Daarmee heb je een eigen door inzicht gewonnen koan, die zijn vertakkingen in je hele leven heeft, vanaf opstaan tot slapen gaan. Je zult dan vanzelf merken hoe moeilijk het is om door alles heen de structuur van dit wereldwijde probleem te blijven zien en ervaren, tot in de schijnbaar geringste details van je dagelijks leven. Je beseft dan heel duidelijk, dat je een ontspannen, soepele en kalme geest behoeft, die zich onafgeleid hiermee bezig kan houden, zodat je steeds het verband blijft zien tussen het grote lijden in de wereld en je eigen denken leefwijze.
Om de situatie te scheppen waarin je geest zo onafgeleid, kalm en liefdevol kan waarnemen en tot zich door laten dringen, zul je ongetwijfeld tot houdings-, adem-, ontspannings- enenergie-oefeningen komen, zoals die in de verschillende meditatiesystemen, waaronder zen, zijn gegeven.

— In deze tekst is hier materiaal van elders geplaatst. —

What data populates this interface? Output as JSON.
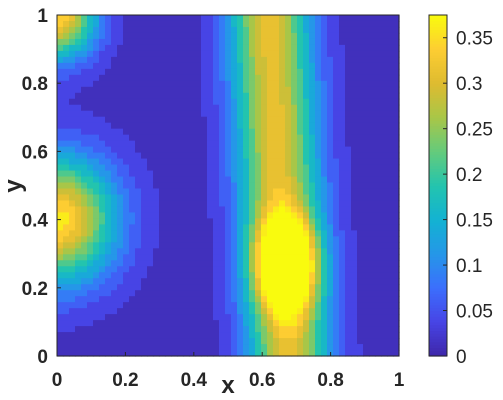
{
  "chart_data": {
    "type": "heatmap",
    "subtype": "filled-contour",
    "colormap": "parula",
    "xlabel": "x",
    "ylabel": "y",
    "xlim": [
      0,
      1
    ],
    "ylim": [
      0,
      1
    ],
    "x_ticks": [
      "0",
      "0.2",
      "0.4",
      "0.6",
      "0.8",
      "1"
    ],
    "y_ticks": [
      "0",
      "0.2",
      "0.4",
      "0.6",
      "0.8",
      "1"
    ],
    "grid": false,
    "colorbar": {
      "position": "right",
      "range": [
        0,
        0.375
      ],
      "ticks": [
        "0",
        "0.05",
        "0.1",
        "0.15",
        "0.2",
        "0.25",
        "0.3",
        "0.35"
      ]
    },
    "background_value": 0.01,
    "features": [
      {
        "kind": "blob",
        "x": 0.0,
        "y": 0.4,
        "peak": 0.36,
        "sx": 0.12,
        "sy": 0.13
      },
      {
        "kind": "blob",
        "x": 0.0,
        "y": 1.0,
        "peak": 0.35,
        "sx": 0.08,
        "sy": 0.09
      },
      {
        "kind": "column",
        "x_center_bottom": 0.68,
        "x_center_top": 0.62,
        "y_from": 0.0,
        "y_to": 1.0,
        "peak": 0.31,
        "sx": 0.085
      },
      {
        "kind": "blob",
        "x": 0.67,
        "y": 0.27,
        "peak": 0.35,
        "sx": 0.06,
        "sy": 0.09
      }
    ]
  }
}
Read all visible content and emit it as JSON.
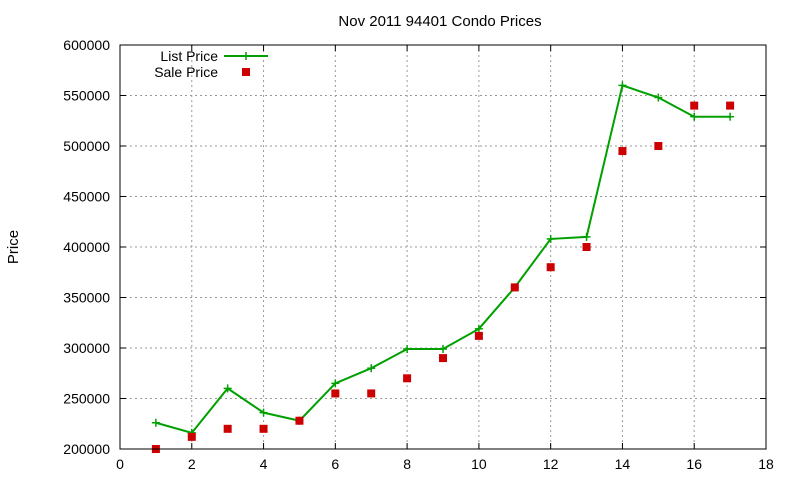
{
  "chart_data": {
    "type": "line",
    "title": "Nov 2011 94401 Condo Prices",
    "xlabel": "",
    "ylabel": "Price",
    "xlim": [
      0,
      18
    ],
    "ylim": [
      200000,
      600000
    ],
    "xticks": [
      0,
      2,
      4,
      6,
      8,
      10,
      12,
      14,
      16,
      18
    ],
    "yticks": [
      200000,
      250000,
      300000,
      350000,
      400000,
      450000,
      500000,
      550000,
      600000
    ],
    "grid": true,
    "legend_position": "top-left",
    "series": [
      {
        "name": "List Price",
        "kind": "line",
        "color": "#00a000",
        "marker": "plus",
        "x": [
          1,
          2,
          3,
          4,
          5,
          6,
          7,
          8,
          9,
          10,
          11,
          12,
          13,
          14,
          15,
          16,
          17
        ],
        "y": [
          226000,
          216000,
          260000,
          236000,
          228000,
          265000,
          280000,
          299000,
          299000,
          319000,
          360000,
          408000,
          410000,
          560000,
          548000,
          529000,
          529000
        ]
      },
      {
        "name": "Sale Price",
        "kind": "scatter",
        "color": "#cc0000",
        "marker": "square",
        "x": [
          1,
          2,
          3,
          4,
          5,
          6,
          7,
          8,
          9,
          10,
          11,
          12,
          13,
          14,
          15,
          16,
          17
        ],
        "y": [
          200000,
          212000,
          220000,
          220000,
          228000,
          255000,
          255000,
          270000,
          290000,
          312000,
          360000,
          380000,
          400000,
          495000,
          500000,
          540000,
          540000
        ]
      }
    ]
  }
}
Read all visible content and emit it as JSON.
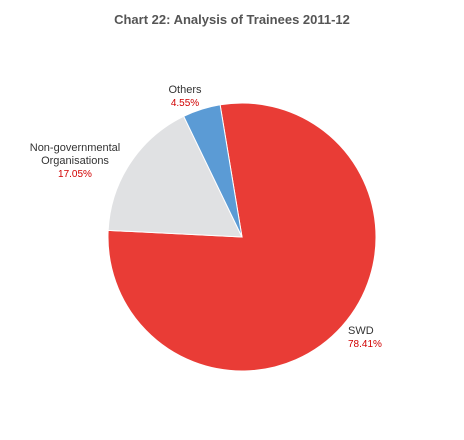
{
  "chart_data": {
    "type": "pie",
    "title": "Chart 22: Analysis of Trainees 2011-12",
    "categories": [
      "SWD",
      "Non-governmental Organisations",
      "Others"
    ],
    "values": [
      78.41,
      17.05,
      4.55
    ],
    "value_labels": [
      "78.41%",
      "17.05%",
      "4.55%"
    ],
    "colors": [
      "#e93c36",
      "#e0e1e3",
      "#5b9bd5"
    ]
  }
}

Maar door het inzicht als spil, je zelfgevonden koan, zul je nooit je oefening tot doel verheffen, maar blijven zien dat je werk om een betrouwbaar en goed instrument vraagt.
Daarmee komt je koan uit de mystieke en verheven sfeer, waarin we het jammer genoeg geplaatst hebben – daarmee is het niet meer typisch oosters of westers, maar van jezelf, nu en hier in je eigen dagelijks leven.
De koan van het zen-klooster kan je de taaie weerstand van je oude bewustzijnsstructuur leren zien en de voorwaarden die vervuld moeten zijn om er echt iets aan te kunnen veranderen. Het laat je concreet zien waar je voor staat, terwijl je ook begrijpt dat je jouw koan op je eigen wijze op moet lossen. Dat betekent zo leven, dat je weer opgenomen bent in de totaliteit van het leven.
De spiegel van eeuwen van inspanning toont je hoe je intelligent kunt oefenen, in vrijheid, zonder dwang of autoriteit, maar wel met volledige inzet. Ik geloof dat de praktijk van weleer je kan leren hoe je je moet inzetten. Neem je die uitdaging aan?
Het grote lijden laat je weinig keus.